264. Мария З. о рядовом сражении и пленении английскими войсками буров и иностранных добровольцев

[...] Враг устилал свой путь трупами. Аля стрельбы приходилось приподниматься. Николай приподнялся и после выстрела грохнулся навзничь. Я бросилась к нему. Он рукой схватился за левое плечо. Я разрезала тужурку, жилет и рубаху. На груди возле плеча была сравнительно небольшая рана, но на спине зияла страшная рана от выходящего «дум-дум»; ведь этим людоедам-англичанам мало вывести человека из строя, им необходимо устроить ему пытку и рвать его тело.

Я принялась за перевязку (конечно, ни повозки, ни врача поблизости не оказалось, они ведь всегда где-нибудь подальше, где их не нужно).

Не прошло пяти минут, как, поднявши голову, я увидела двух английских солдат, бежавших прямо на нас со штыками. Между нами оставалось не более пяти шагов, как задний закричал, «Коли их!» Выхвативши револьвер, первого я в упор убила, а второго ранила. На холме показались еще солдаты с офицером. Я бросила револьвер и указала на белый платок.

Буры поспешно отступали. Через несколько минут мы оба были уже в плену.

Все повозки амбуланса переполнены были ранеными. Николая кое-как тоже приютили. Мне грубо запретили следовать за ним и отправили с двумя конвойными в лагерь. Я поняла, что если останусь в плену, то мне нельзя будет видеть Николая, и поэтому проклинала англичан, проклинала их жестокость. Ведь если бы такая же рана была от обыкновенной пули, он через три-четыре недели совершенно оправился бы. Теперь же меня больше всего мучила мысль, что он невыносимо страдает от раны (лопатка, по-видимому, была раздроблена).

Вечерело. Мои конвоиры решили не идти ночью вплоть до лагеря, а переночевать в кафрской деревушке, которая должна была встретиться по пути.

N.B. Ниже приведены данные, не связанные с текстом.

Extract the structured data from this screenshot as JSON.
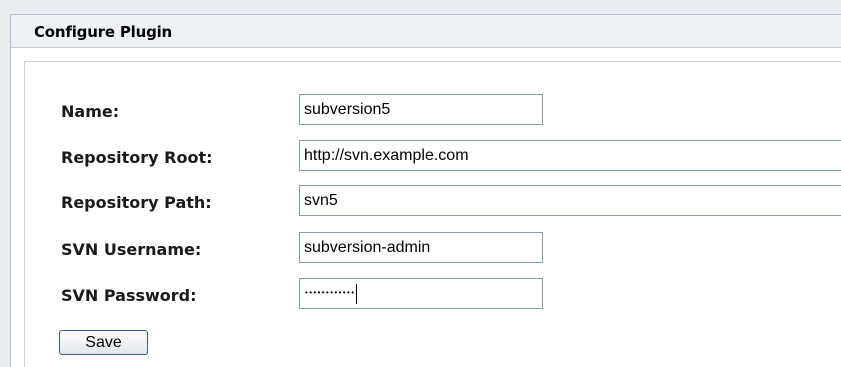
{
  "panel": {
    "title": "Configure Plugin"
  },
  "form": {
    "fields": [
      {
        "label": "Name:",
        "value": "subversion5"
      },
      {
        "label": "Repository Root:",
        "value": "http://svn.example.com"
      },
      {
        "label": "Repository Path:",
        "value": "svn5"
      },
      {
        "label": "SVN Username:",
        "value": "subversion-admin"
      },
      {
        "label": "SVN Password:",
        "value": "••••••••••••"
      }
    ],
    "save_label": "Save"
  }
}
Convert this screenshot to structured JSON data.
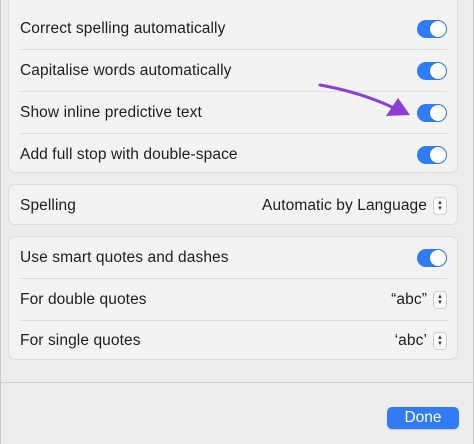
{
  "group1": {
    "items": [
      {
        "label": "Correct spelling automatically",
        "on": true
      },
      {
        "label": "Capitalise words automatically",
        "on": true
      },
      {
        "label": "Show inline predictive text",
        "on": true
      },
      {
        "label": "Add full stop with double-space",
        "on": true
      }
    ]
  },
  "group2": {
    "spelling_label": "Spelling",
    "spelling_value": "Automatic by Language"
  },
  "group3": {
    "smart_quotes_label": "Use smart quotes and dashes",
    "smart_quotes_on": true,
    "double_quotes_label": "For double quotes",
    "double_quotes_value": "“abc”",
    "single_quotes_label": "For single quotes",
    "single_quotes_value": "‘abc’"
  },
  "footer": {
    "done_label": "Done"
  },
  "colors": {
    "accent": "#2f7cf6",
    "annotation_arrow": "#8b3fd6"
  },
  "icons": {
    "stepper": "up-down-chevron-icon",
    "annotation": "purple-arrow-icon"
  }
}
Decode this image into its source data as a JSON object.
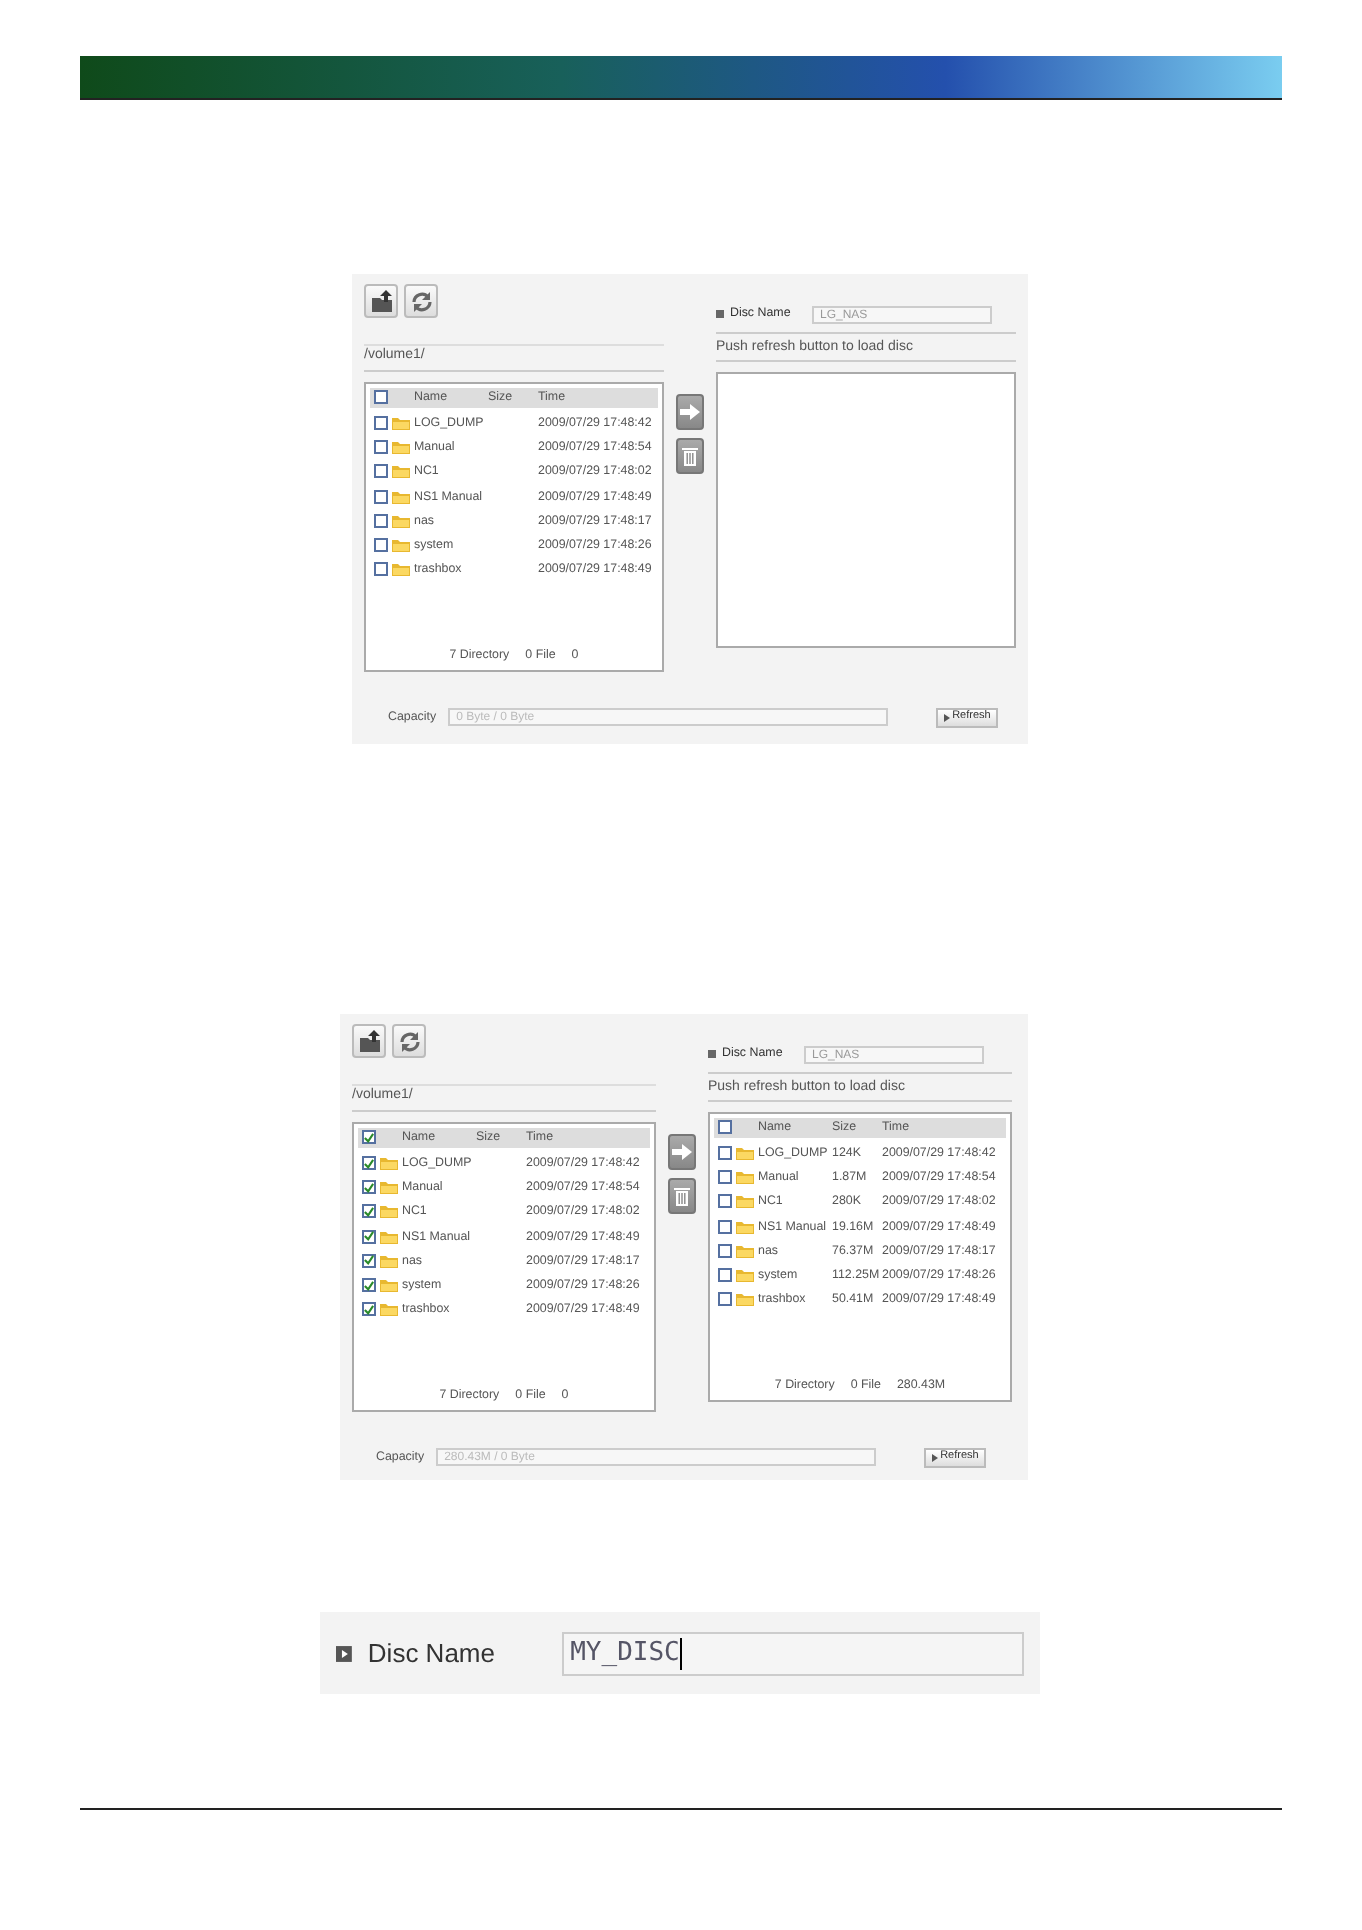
{
  "panels": [
    {
      "kind": "transfer",
      "disc_label": "Disc Name",
      "disc_name": "LG_NAS",
      "path": "/volume1/",
      "hint": "Push refresh button to load disc",
      "source": {
        "all_checked": false,
        "columns": [
          "Name",
          "Size",
          "Time"
        ],
        "rows": [
          {
            "name": "LOG_DUMP",
            "size": "",
            "time": "2009/07/29 17:48:42",
            "checked": false
          },
          {
            "name": "Manual",
            "size": "",
            "time": "2009/07/29 17:48:54",
            "checked": false
          },
          {
            "name": "NC1",
            "size": "",
            "time": "2009/07/29 17:48:02",
            "checked": false
          },
          {
            "name": "NS1 Manual",
            "size": "",
            "time": "2009/07/29 17:48:49",
            "checked": false
          },
          {
            "name": "nas",
            "size": "",
            "time": "2009/07/29 17:48:17",
            "checked": false
          },
          {
            "name": "system",
            "size": "",
            "time": "2009/07/29 17:48:26",
            "checked": false
          },
          {
            "name": "trashbox",
            "size": "",
            "time": "2009/07/29 17:48:49",
            "checked": false
          }
        ],
        "summary": [
          "7 Directory",
          "0 File",
          "0"
        ]
      },
      "capacity_label": "Capacity",
      "capacity": "0 Byte / 0 Byte",
      "refresh": "Refresh"
    },
    {
      "kind": "transfer",
      "disc_label": "Disc Name",
      "disc_name": "LG_NAS",
      "path": "/volume1/",
      "hint": "Push refresh button to load disc",
      "source": {
        "all_checked": true,
        "columns": [
          "Name",
          "Size",
          "Time"
        ],
        "rows": [
          {
            "name": "LOG_DUMP",
            "size": "",
            "time": "2009/07/29 17:48:42",
            "checked": true
          },
          {
            "name": "Manual",
            "size": "",
            "time": "2009/07/29 17:48:54",
            "checked": true
          },
          {
            "name": "NC1",
            "size": "",
            "time": "2009/07/29 17:48:02",
            "checked": true
          },
          {
            "name": "NS1 Manual",
            "size": "",
            "time": "2009/07/29 17:48:49",
            "checked": true
          },
          {
            "name": "nas",
            "size": "",
            "time": "2009/07/29 17:48:17",
            "checked": true
          },
          {
            "name": "system",
            "size": "",
            "time": "2009/07/29 17:48:26",
            "checked": true
          },
          {
            "name": "trashbox",
            "size": "",
            "time": "2009/07/29 17:48:49",
            "checked": true
          }
        ],
        "summary": [
          "7 Directory",
          "0 File",
          "0"
        ]
      },
      "target": {
        "all_checked": false,
        "columns": [
          "Name",
          "Size",
          "Time"
        ],
        "rows": [
          {
            "name": "LOG_DUMP",
            "size": "124K",
            "time": "2009/07/29 17:48:42",
            "checked": false
          },
          {
            "name": "Manual",
            "size": "1.87M",
            "time": "2009/07/29 17:48:54",
            "checked": false
          },
          {
            "name": "NC1",
            "size": "280K",
            "time": "2009/07/29 17:48:02",
            "checked": false
          },
          {
            "name": "NS1 Manual",
            "size": "19.16M",
            "time": "2009/07/29 17:48:49",
            "checked": false
          },
          {
            "name": "nas",
            "size": "76.37M",
            "time": "2009/07/29 17:48:17",
            "checked": false
          },
          {
            "name": "system",
            "size": "112.25M",
            "time": "2009/07/29 17:48:26",
            "checked": false
          },
          {
            "name": "trashbox",
            "size": "50.41M",
            "time": "2009/07/29 17:48:49",
            "checked": false
          }
        ],
        "summary": [
          "7 Directory",
          "0 File",
          "280.43M"
        ]
      },
      "capacity_label": "Capacity",
      "capacity": "280.43M / 0 Byte",
      "refresh": "Refresh"
    },
    {
      "kind": "disc_name",
      "label": "Disc Name",
      "value": "MY_DISC"
    }
  ]
}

Действительно, часов около девяти я заметила огонек среди маисового поля. Несколько круглых кафрских хижин являлись единственным воспоминанием того, что этот край так недавно был их владением.

Мы вошли в хижину. Кровать, сделанная из нескольких досок и поленьев, была занята солдатами. Я устроилась на земле. Перед палаткой танцевали пьяные кафры, у которых был какой-то праздник.

Свою пляску они сопровождали неизменным припевом: «Теперь я иду, теперь я иду убить белого». Мои конвоиры послали кафра, и через полчаса он привел им молодую кафрянку. Не стесняясь присутствия целой кафрской семьи, они занялись удовлетворением своих инстинктов, ведь кафры для них не люди.

Солдаты несколько раз обращались ко мне со своими шутками, и я должна била отвечать в их духе, чтобы не навлечь на себя подозрения. Еще по дороге я заметила в чертах лица одного из конвоиров нечто еврейское. [384]

Когда наступил его черед не спать, я спросила, не говорит ли он по-русски; оказалось, что он русский еврей и сражается в армии как доброволец; разговорились, он стал жаловаться на строгость английской дисциплины. Я будто бы шутя предложила сто золотых в случае его побега со мной. Еврей подумал и согласился, когда увидал золото, я отдала ему весь задаток, что имела, и обещала еще вдвое [больше] в Претории и полную безопасность. Когда все уснули, мы тихонько ушли. После большого обхода нам удалось миновать поле сражения и на следующий день достигнуть лагеря. С пропуском от нашего генерала я прибыла в Преторию, расплатилась с евреем и отправила его в Лоренцо[-Маркез], а на следующий день укатила туда и сама с новым планом в голове [...]

Мария З. Как я была добровольцем в Трансваале. Киев. 1901. с. 26-28.